Emelia Arthur is a consultant and former Advisor to the President of Ghana from 2013 to 2017 where she assisted presidential appointees in aligning manifesto objectives with presidential objectives and specific sector policy goals.

She is currently serving as the Minister for Fisheries and Aquaculture and the Member of Parliament (MP) for the Shama constituency.

She is a member of the National Democratic Congress (NDC). She previously served as the Deputy Western Regional Minister and as the District Chief Executive for Shama. Arthur is passionate about inclusive governance, strengthening institutional capacity, and youth empowerment. This passion has enabled her to facilitate trainings for international organizations on leadership, gender policies, and inclusion.

== Early life and education ==
Emelia Arthur was born in Shama in the Western Region of Ghana. She is a Yale World Fellow (2002) and holds a Master’s degree in Public Administration. Her academic and professional background is rooted in natural resource governance, gender inclusion, and sustainable development. Arthur is recognized as a prominent voice in revolutionizing Ghana’s fisheries sector, applying community-centered leadership skills in her role.

== Political career ==
Emelia Arthur began her career in local governance, notably serving as the District Chief Executive (DCE) for the Shama District.

In January 2025, President John Dramani Mahama appointed Arthur as the Minister for Fisheries and Aquaculture. During her vetting and subsequent assumption of office, she outlined a "Blue Economy Initiative" aimed at sustainably managing Ghana's marine and freshwater resources.

She was appointed by President John Evans Atta Mills to serve as the Deputy Western Regional Minister, a role she held until the end of the administration's first term in January 2013. Following this, she served as a Presidential Staffer and Advisor to the President from 2013 to 2017, focusing on policy alignment and manifesto implementation.

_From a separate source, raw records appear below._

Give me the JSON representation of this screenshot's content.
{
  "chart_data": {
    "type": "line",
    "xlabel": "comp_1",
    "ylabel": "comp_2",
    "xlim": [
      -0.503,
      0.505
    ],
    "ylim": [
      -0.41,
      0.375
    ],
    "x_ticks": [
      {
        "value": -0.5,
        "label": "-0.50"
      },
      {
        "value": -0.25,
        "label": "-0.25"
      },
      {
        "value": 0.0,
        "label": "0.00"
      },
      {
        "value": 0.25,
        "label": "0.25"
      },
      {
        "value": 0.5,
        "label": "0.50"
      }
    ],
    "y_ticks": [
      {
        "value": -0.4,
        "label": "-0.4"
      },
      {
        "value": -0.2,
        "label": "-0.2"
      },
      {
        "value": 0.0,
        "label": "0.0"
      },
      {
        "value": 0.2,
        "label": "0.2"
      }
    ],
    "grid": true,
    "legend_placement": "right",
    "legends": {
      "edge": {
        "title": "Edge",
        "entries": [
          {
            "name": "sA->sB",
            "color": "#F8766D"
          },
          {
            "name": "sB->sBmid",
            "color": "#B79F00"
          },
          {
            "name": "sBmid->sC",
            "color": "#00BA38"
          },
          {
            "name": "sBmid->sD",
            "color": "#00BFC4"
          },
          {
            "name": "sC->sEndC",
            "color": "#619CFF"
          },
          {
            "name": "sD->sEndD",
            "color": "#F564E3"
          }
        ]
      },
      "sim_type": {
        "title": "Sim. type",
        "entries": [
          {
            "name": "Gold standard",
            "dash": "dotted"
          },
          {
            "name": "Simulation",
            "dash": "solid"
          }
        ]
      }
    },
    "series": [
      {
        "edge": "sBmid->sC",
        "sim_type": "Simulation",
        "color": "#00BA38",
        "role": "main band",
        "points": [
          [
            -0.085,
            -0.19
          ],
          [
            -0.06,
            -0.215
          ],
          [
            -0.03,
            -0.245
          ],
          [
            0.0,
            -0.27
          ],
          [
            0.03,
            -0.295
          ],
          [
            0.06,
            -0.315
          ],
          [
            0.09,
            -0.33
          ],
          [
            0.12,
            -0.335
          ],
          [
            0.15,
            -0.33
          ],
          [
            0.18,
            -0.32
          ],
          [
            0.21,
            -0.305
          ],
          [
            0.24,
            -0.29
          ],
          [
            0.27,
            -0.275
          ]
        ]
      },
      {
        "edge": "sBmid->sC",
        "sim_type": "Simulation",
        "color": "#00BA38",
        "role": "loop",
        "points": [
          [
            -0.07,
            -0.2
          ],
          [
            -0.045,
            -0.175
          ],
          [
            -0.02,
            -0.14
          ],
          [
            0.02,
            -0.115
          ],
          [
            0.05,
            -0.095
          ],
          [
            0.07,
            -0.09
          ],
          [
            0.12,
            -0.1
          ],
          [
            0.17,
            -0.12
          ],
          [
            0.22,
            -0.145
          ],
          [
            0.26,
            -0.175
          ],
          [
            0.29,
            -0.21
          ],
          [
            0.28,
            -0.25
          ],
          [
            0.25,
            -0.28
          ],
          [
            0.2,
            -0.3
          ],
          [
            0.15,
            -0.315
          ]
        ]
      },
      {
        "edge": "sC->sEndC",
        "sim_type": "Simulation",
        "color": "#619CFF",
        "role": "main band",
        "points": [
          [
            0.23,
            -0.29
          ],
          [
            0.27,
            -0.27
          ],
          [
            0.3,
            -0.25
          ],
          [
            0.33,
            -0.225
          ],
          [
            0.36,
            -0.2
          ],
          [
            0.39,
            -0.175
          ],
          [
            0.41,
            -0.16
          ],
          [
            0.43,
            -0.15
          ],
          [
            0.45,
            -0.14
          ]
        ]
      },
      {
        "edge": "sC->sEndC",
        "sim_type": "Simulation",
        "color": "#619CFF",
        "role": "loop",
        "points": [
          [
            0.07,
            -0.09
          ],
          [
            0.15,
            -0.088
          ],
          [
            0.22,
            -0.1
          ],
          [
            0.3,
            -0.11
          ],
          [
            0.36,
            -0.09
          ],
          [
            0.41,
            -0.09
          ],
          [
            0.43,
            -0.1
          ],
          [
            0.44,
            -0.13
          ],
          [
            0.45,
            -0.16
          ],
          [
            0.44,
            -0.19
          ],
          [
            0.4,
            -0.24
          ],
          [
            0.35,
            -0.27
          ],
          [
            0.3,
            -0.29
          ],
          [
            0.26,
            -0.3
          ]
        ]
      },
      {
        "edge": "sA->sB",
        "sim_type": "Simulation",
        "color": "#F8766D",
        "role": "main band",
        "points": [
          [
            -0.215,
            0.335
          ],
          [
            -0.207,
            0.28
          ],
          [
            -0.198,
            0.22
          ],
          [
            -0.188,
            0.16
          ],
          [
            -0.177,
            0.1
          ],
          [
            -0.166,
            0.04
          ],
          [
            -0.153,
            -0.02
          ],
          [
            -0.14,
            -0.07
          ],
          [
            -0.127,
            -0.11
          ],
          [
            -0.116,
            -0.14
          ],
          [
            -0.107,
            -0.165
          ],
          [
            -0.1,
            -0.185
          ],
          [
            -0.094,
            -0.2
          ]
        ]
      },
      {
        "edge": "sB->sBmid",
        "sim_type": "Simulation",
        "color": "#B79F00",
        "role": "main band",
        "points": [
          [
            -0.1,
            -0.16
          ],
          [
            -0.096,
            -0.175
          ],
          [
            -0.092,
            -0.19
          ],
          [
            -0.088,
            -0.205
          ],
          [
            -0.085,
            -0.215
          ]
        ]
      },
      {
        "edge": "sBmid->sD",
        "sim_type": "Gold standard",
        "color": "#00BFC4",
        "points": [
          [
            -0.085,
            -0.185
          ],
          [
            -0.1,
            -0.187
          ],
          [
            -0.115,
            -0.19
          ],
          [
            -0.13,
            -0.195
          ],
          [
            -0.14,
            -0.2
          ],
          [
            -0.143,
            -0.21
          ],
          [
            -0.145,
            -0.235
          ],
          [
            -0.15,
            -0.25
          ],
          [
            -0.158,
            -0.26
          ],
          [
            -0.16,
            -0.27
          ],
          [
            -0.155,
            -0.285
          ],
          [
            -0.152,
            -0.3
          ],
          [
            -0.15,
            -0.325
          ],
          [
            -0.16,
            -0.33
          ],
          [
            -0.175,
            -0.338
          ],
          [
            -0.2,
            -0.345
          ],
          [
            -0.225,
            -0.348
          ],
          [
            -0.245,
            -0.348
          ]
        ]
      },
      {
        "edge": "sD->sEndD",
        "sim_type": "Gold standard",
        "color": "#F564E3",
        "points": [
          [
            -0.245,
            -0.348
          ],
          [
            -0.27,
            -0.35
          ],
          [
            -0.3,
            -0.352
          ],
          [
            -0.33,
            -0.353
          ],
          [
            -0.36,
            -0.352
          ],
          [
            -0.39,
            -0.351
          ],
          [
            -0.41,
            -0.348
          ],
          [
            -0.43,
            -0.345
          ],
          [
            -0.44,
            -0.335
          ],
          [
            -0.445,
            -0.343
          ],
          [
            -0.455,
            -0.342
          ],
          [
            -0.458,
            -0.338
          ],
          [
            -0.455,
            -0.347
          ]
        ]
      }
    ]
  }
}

In the December 2024 general elections, Emelia Arthur contested the Shama constituency seat on the ticket of the National Democratic Congress. She won the election with 57% of the total votes cast, defeating the incumbent to represent the constituency in the 9th Parliament of the Fourth Republic.

== Policy and advocacy ==
As Minister, Emelia Arthur has focused on several critical areas within Ghana's maritime sector:

- EU "Yellow Card": She has pledged to expedite reforms to address the European Union's concerns regarding Illegal, Unreported, and Unregulated (IUU) fishing. This includes a major review of the Fisheries Act (Act 625) to strengthen sanctions and improve transparency.
- Aquaculture Development: Arthur has emphasized aquaculture as a sustainable alternative to declining marine stocks, launching initiatives such as the "Tilapia and Catfish Friday" to promote local consumption and support small-scale fish farmers.
- Sustainability: She has advocated for the use of Electronic Monitoring Systems (EMS) on industrial trawlers and the establishment of Marine Protected Areas (MPAs) to restore fish populations.